On the importance of upstreaming

by Robin Sheat

This is based on a talk I gave at OSDC2014 in the Gold Coast. The conference page is here, and the video is also online.


A few years ago, I ran a Koha workshop at the Malaysian Open Source Conference in Penang. One thing that surprised me was the amount of people who were still running Koha versions around 2.2, which was released in 2002. What had happened is that over the years, they'd tweaked the Koha code they have to suit their needs a bit better. This is a perfectly fine thing to do, and is one of the benefits of free software, however in this case it caused one real problem: there was no longer an upgrade path to newer versions of the software. Here, I will cover the pros and cons of avoiding making a fork, and instead trying to put as many changes as possible back into the upstream project.

What is upstreaming?

Put simply, upstreaming is sending fixes and improvements that you make to a program to the original project so that they can be incorporated into it. This really is a process, it's not enough to just throw some patches over the wall and hope they get picked up. You will have to guide them through whatever process the project has to clear new things for getting into the main repository.

Why should you upstream?

A primary reason to send patches upstream is so that you aren't stuck maintaining a codebase that is steadily becoming more and more custom, as the original project moves on. If your changes get into a release a few months (say) after you created them, then you only have to carry them for yourself for those few months. Once they are in a release, your responsibility for them ends. Another argument in favour of upstreaming is that you're helping make the world a slightly better place. By releasing more code that can be freely used, you're giving people something that they may find useful, and save them from having to implement it themselves. Not just that, but they may take your work and improve upon it. This means that your feature will get better at no cost to you.

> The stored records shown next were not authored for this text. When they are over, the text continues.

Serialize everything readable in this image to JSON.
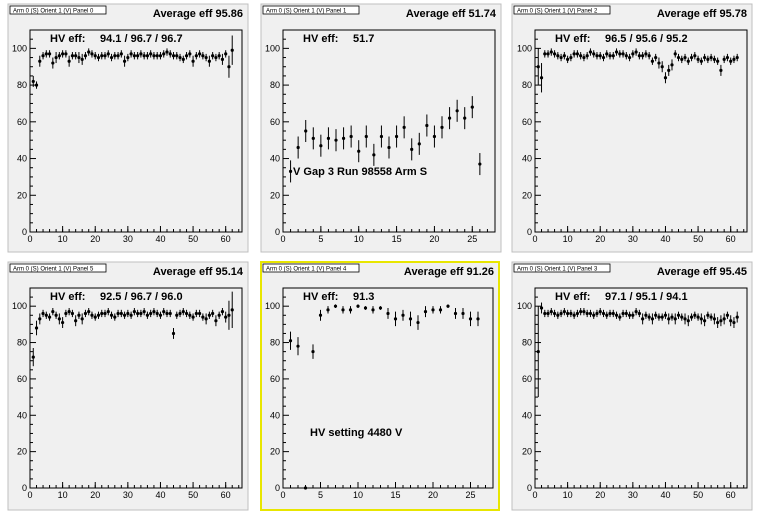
{
  "chart_data": [
    {
      "type": "scatter",
      "pad_title": "Arm 0 (S) Orient 1 (V) Panel 0",
      "average_label": "Average eff 95.86",
      "hv_label": "HV eff:",
      "hv_values": "94.1 / 96.7 / 96.7",
      "note": "",
      "selected": false,
      "xlim": [
        0,
        65
      ],
      "ylim": [
        0,
        110
      ],
      "xticks": [
        0,
        10,
        20,
        30,
        40,
        50,
        60
      ],
      "yticks": [
        0,
        20,
        40,
        60,
        80,
        100
      ],
      "x": [
        1,
        2,
        3,
        4,
        5,
        6,
        7,
        8,
        9,
        10,
        11,
        12,
        13,
        14,
        15,
        16,
        17,
        18,
        19,
        20,
        21,
        22,
        23,
        24,
        25,
        26,
        27,
        28,
        29,
        30,
        31,
        32,
        33,
        34,
        35,
        36,
        37,
        38,
        39,
        40,
        41,
        42,
        43,
        44,
        45,
        46,
        47,
        48,
        49,
        50,
        51,
        52,
        53,
        54,
        55,
        56,
        57,
        58,
        59,
        60,
        61,
        62
      ],
      "y": [
        82,
        80,
        93,
        96,
        97,
        97,
        92,
        95,
        96,
        97,
        97,
        93,
        96,
        96,
        95,
        94,
        96,
        98,
        97,
        96,
        95,
        96,
        96,
        97,
        95,
        96,
        96,
        97,
        93,
        95,
        97,
        96,
        96,
        97,
        96,
        96,
        97,
        96,
        96,
        96,
        97,
        98,
        97,
        96,
        96,
        95,
        94,
        96,
        97,
        93,
        96,
        97,
        96,
        95,
        93,
        96,
        95,
        96,
        94,
        97,
        90,
        99
      ],
      "err": [
        3,
        2,
        3,
        2,
        2,
        2,
        3,
        3,
        2,
        2,
        2,
        3,
        2,
        2,
        3,
        3,
        2,
        2,
        2,
        2,
        2,
        2,
        2,
        2,
        2,
        2,
        2,
        2,
        3,
        2,
        2,
        2,
        2,
        2,
        2,
        2,
        2,
        2,
        2,
        2,
        2,
        2,
        2,
        2,
        2,
        2,
        2,
        2,
        2,
        3,
        2,
        2,
        2,
        2,
        3,
        2,
        2,
        2,
        3,
        2,
        6,
        8
      ]
    },
    {
      "type": "scatter",
      "pad_title": "Arm 0 (S) Orient 1 (V) Panel 1",
      "average_label": "Average eff 51.74",
      "hv_label": "HV eff:",
      "hv_values": "51.7",
      "note": "V Gap 3 Run 98558 Arm S",
      "selected": false,
      "xlim": [
        0,
        28
      ],
      "ylim": [
        0,
        110
      ],
      "xticks": [
        0,
        5,
        10,
        15,
        20,
        25
      ],
      "yticks": [
        0,
        20,
        40,
        60,
        80,
        100
      ],
      "x": [
        1,
        2,
        3,
        4,
        5,
        6,
        7,
        8,
        9,
        10,
        11,
        12,
        13,
        14,
        15,
        16,
        17,
        18,
        19,
        20,
        21,
        22,
        23,
        24,
        25,
        26
      ],
      "y": [
        33,
        46,
        55,
        51,
        47,
        51,
        50,
        51,
        52,
        44,
        52,
        42,
        52,
        46,
        52,
        57,
        45,
        48,
        58,
        52,
        57,
        62,
        66,
        62,
        68,
        37
      ],
      "err": [
        6,
        6,
        6,
        6,
        6,
        6,
        6,
        6,
        6,
        6,
        6,
        6,
        6,
        6,
        6,
        6,
        6,
        6,
        6,
        6,
        6,
        6,
        6,
        6,
        6,
        6
      ]
    },
    {
      "type": "scatter",
      "pad_title": "Arm 0 (S) Orient 1 (V) Panel 2",
      "average_label": "Average eff 95.78",
      "hv_label": "HV eff:",
      "hv_values": "96.5 / 95.6 / 95.2",
      "note": "",
      "selected": false,
      "xlim": [
        0,
        65
      ],
      "ylim": [
        0,
        110
      ],
      "xticks": [
        0,
        10,
        20,
        30,
        40,
        50,
        60
      ],
      "yticks": [
        0,
        20,
        40,
        60,
        80,
        100
      ],
      "x": [
        1,
        2,
        3,
        4,
        5,
        6,
        7,
        8,
        9,
        10,
        11,
        12,
        13,
        14,
        15,
        16,
        17,
        18,
        19,
        20,
        21,
        22,
        23,
        24,
        25,
        26,
        27,
        28,
        29,
        30,
        31,
        32,
        33,
        34,
        35,
        36,
        37,
        38,
        39,
        40,
        41,
        42,
        43,
        44,
        45,
        46,
        47,
        48,
        49,
        50,
        51,
        52,
        53,
        54,
        55,
        56,
        57,
        58,
        59,
        60,
        61,
        62
      ],
      "y": [
        90,
        84,
        97,
        97,
        98,
        97,
        96,
        95,
        96,
        94,
        95,
        97,
        97,
        96,
        95,
        96,
        98,
        97,
        96,
        96,
        95,
        97,
        96,
        96,
        98,
        97,
        97,
        96,
        95,
        97,
        98,
        96,
        96,
        97,
        96,
        93,
        95,
        92,
        90,
        84,
        88,
        91,
        97,
        95,
        94,
        95,
        93,
        95,
        96,
        94,
        93,
        95,
        94,
        95,
        94,
        93,
        88,
        94,
        95,
        93,
        94,
        95
      ],
      "err": [
        10,
        8,
        2,
        2,
        2,
        2,
        2,
        2,
        2,
        2,
        2,
        2,
        2,
        2,
        2,
        2,
        2,
        2,
        2,
        2,
        2,
        2,
        2,
        2,
        2,
        2,
        2,
        2,
        2,
        2,
        2,
        2,
        2,
        2,
        2,
        2,
        2,
        3,
        3,
        3,
        3,
        3,
        2,
        2,
        2,
        2,
        2,
        2,
        2,
        2,
        2,
        2,
        2,
        2,
        2,
        2,
        3,
        2,
        2,
        2,
        2,
        2
      ]
    },
    {
      "type": "scatter",
      "pad_title": "Arm 0 (S) Orient 1 (V) Panel 5",
      "average_label": "Average eff 95.14",
      "hv_label": "HV eff:",
      "hv_values": "92.5 / 96.7 / 96.0",
      "note": "",
      "selected": false,
      "xlim": [
        0,
        65
      ],
      "ylim": [
        0,
        110
      ],
      "xticks": [
        0,
        10,
        20,
        30,
        40,
        50,
        60
      ],
      "yticks": [
        0,
        20,
        40,
        60,
        80,
        100
      ],
      "x": [
        1,
        2,
        3,
        4,
        5,
        6,
        7,
        8,
        9,
        10,
        11,
        12,
        13,
        14,
        15,
        16,
        17,
        18,
        19,
        20,
        21,
        22,
        23,
        24,
        25,
        26,
        27,
        28,
        29,
        30,
        31,
        32,
        33,
        34,
        35,
        36,
        37,
        38,
        39,
        40,
        41,
        42,
        43,
        44,
        45,
        46,
        47,
        48,
        49,
        50,
        51,
        52,
        53,
        54,
        55,
        56,
        57,
        58,
        59,
        60,
        61,
        62
      ],
      "y": [
        72,
        88,
        93,
        96,
        95,
        94,
        97,
        95,
        93,
        91,
        96,
        97,
        96,
        92,
        95,
        93,
        96,
        97,
        95,
        94,
        95,
        96,
        96,
        97,
        95,
        94,
        96,
        96,
        95,
        96,
        95,
        97,
        96,
        96,
        97,
        95,
        96,
        97,
        96,
        95,
        97,
        96,
        96,
        85,
        95,
        96,
        97,
        96,
        95,
        94,
        96,
        96,
        94,
        93,
        95,
        96,
        92,
        95,
        97,
        94,
        95,
        98
      ],
      "err": [
        5,
        4,
        3,
        2,
        2,
        2,
        2,
        2,
        3,
        3,
        2,
        2,
        2,
        3,
        2,
        3,
        2,
        2,
        2,
        2,
        2,
        2,
        2,
        2,
        2,
        2,
        2,
        2,
        2,
        2,
        2,
        2,
        2,
        2,
        2,
        2,
        2,
        2,
        2,
        2,
        2,
        2,
        2,
        3,
        2,
        2,
        2,
        2,
        2,
        2,
        2,
        2,
        2,
        3,
        2,
        2,
        3,
        2,
        2,
        3,
        8,
        10
      ]
    },
    {
      "type": "scatter",
      "pad_title": "Arm 0 (S) Orient 1 (V) Panel 4",
      "average_label": "Average eff 91.26",
      "hv_label": "HV eff:",
      "hv_values": "91.3",
      "note": "HV setting 4480 V",
      "selected": true,
      "xlim": [
        0,
        28
      ],
      "ylim": [
        0,
        110
      ],
      "xticks": [
        0,
        5,
        10,
        15,
        20,
        25
      ],
      "yticks": [
        0,
        20,
        40,
        60,
        80,
        100
      ],
      "x": [
        1,
        2,
        3,
        4,
        5,
        6,
        7,
        8,
        9,
        10,
        11,
        12,
        13,
        14,
        15,
        16,
        17,
        18,
        19,
        20,
        21,
        22,
        23,
        24,
        25,
        26
      ],
      "y": [
        81,
        78,
        0,
        75,
        95,
        98,
        100,
        98,
        98,
        100,
        99,
        98,
        99,
        96,
        93,
        95,
        93,
        91,
        97,
        98,
        98,
        100,
        96,
        96,
        93,
        93
      ],
      "err": [
        5,
        5,
        1,
        4,
        3,
        2,
        1,
        2,
        2,
        1,
        1,
        2,
        1,
        3,
        4,
        3,
        4,
        4,
        3,
        2,
        2,
        1,
        3,
        3,
        4,
        4
      ]
    },
    {
      "type": "scatter",
      "pad_title": "Arm 0 (S) Orient 1 (V) Panel 3",
      "average_label": "Average eff 95.45",
      "hv_label": "HV eff:",
      "hv_values": "97.1 / 95.1 / 94.1",
      "note": "",
      "selected": false,
      "xlim": [
        0,
        65
      ],
      "ylim": [
        0,
        110
      ],
      "xticks": [
        0,
        10,
        20,
        30,
        40,
        50,
        60
      ],
      "yticks": [
        0,
        20,
        40,
        60,
        80,
        100
      ],
      "x": [
        1,
        2,
        3,
        4,
        5,
        6,
        7,
        8,
        9,
        10,
        11,
        12,
        13,
        14,
        15,
        16,
        17,
        18,
        19,
        20,
        21,
        22,
        23,
        24,
        25,
        26,
        27,
        28,
        29,
        30,
        31,
        32,
        33,
        34,
        35,
        36,
        37,
        38,
        39,
        40,
        41,
        42,
        43,
        44,
        45,
        46,
        47,
        48,
        49,
        50,
        51,
        52,
        53,
        54,
        55,
        56,
        57,
        58,
        59,
        60,
        61,
        62
      ],
      "y": [
        75,
        99,
        96,
        96,
        97,
        96,
        95,
        96,
        97,
        96,
        96,
        95,
        96,
        97,
        97,
        96,
        96,
        95,
        96,
        97,
        96,
        95,
        96,
        96,
        95,
        94,
        96,
        96,
        95,
        95,
        97,
        96,
        93,
        95,
        94,
        93,
        95,
        94,
        94,
        95,
        93,
        94,
        93,
        95,
        94,
        93,
        92,
        94,
        95,
        94,
        93,
        92,
        95,
        94,
        93,
        91,
        92,
        93,
        95,
        92,
        91,
        94
      ],
      "err": [
        25,
        3,
        2,
        2,
        2,
        2,
        2,
        2,
        2,
        2,
        2,
        2,
        2,
        2,
        2,
        2,
        2,
        2,
        2,
        2,
        2,
        2,
        2,
        2,
        2,
        2,
        2,
        2,
        2,
        2,
        2,
        2,
        3,
        2,
        2,
        3,
        2,
        2,
        2,
        2,
        3,
        2,
        3,
        2,
        2,
        3,
        3,
        2,
        2,
        2,
        3,
        3,
        2,
        2,
        3,
        3,
        3,
        3,
        2,
        3,
        3,
        3
      ]
    }
  ]
}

Going one step further, if the program is fairly critical, it might be worth taking a more active role in its maintenance, and effectively becoming upstream. This might be done by taking on release manager or core developer type tasks. This will allow you to help guide the future direction of the project and ensure that it's not veering from where you (and hopefully everyone else) need it to be. Finally, a perfectly good, but surprising reason for upstreaming is simple vanity. It's good to see people using things that you make, and you get your name, and your company's name, associated with the project. Depending on the nature of your business, this could be a marketing opportunity.

Why shouldn't you upstream?

It is a lot of work to upstream, especially if your change is large and complex, or it's going in to a big project. You have to match the existing coding guidelines, make sure that you have the proper amount of test coverage, ensure that other use-cases aren't being broken by this change, so on, and so forth. However, this must be balanced out by having to maintain these updates until the end of time. It might be that a larger bit of cost right now ends up being cheaper in the long run. Another technical reason, and probably the most valid, is that the changes implemented are specifically designed for the environment at hand, and don't apply in anyone else's system. It's worth looking at these and seeing if they can be generalised at all. That way, people who need to do similar, but different, things will now find it easier too. It will sometimes be the case that there is no option but to carry around a local customisation to deal with this, but it will almost certainly pay to find ways to avoid this. Non-technically, some companies argue that there are potential legal liabilities, or that it may cause trade secrets to be revealed. This is best discussed with a lawyer of course, but it's notable that this hasn't historically been a problem at all. In a similar sort of vein is the idea that it might sacrifice a competitive advantage. These kinds of claims need to be evaluated objectively, they may well be the result of misinformation from long ago that has never been reevaluated.

In conclusion

Keeping in-house forks of projects is an easy thing to do, but it comes with some real traps that can only become apparent once some time has passed. It might be that when the problems caused become visible, it's now a very difficult and expensive proposition to deal with it. However, if a bit of extra effort was put in at the start and instead of keeping a fork changes were sent to the upstream project, many of these problems can be avoided.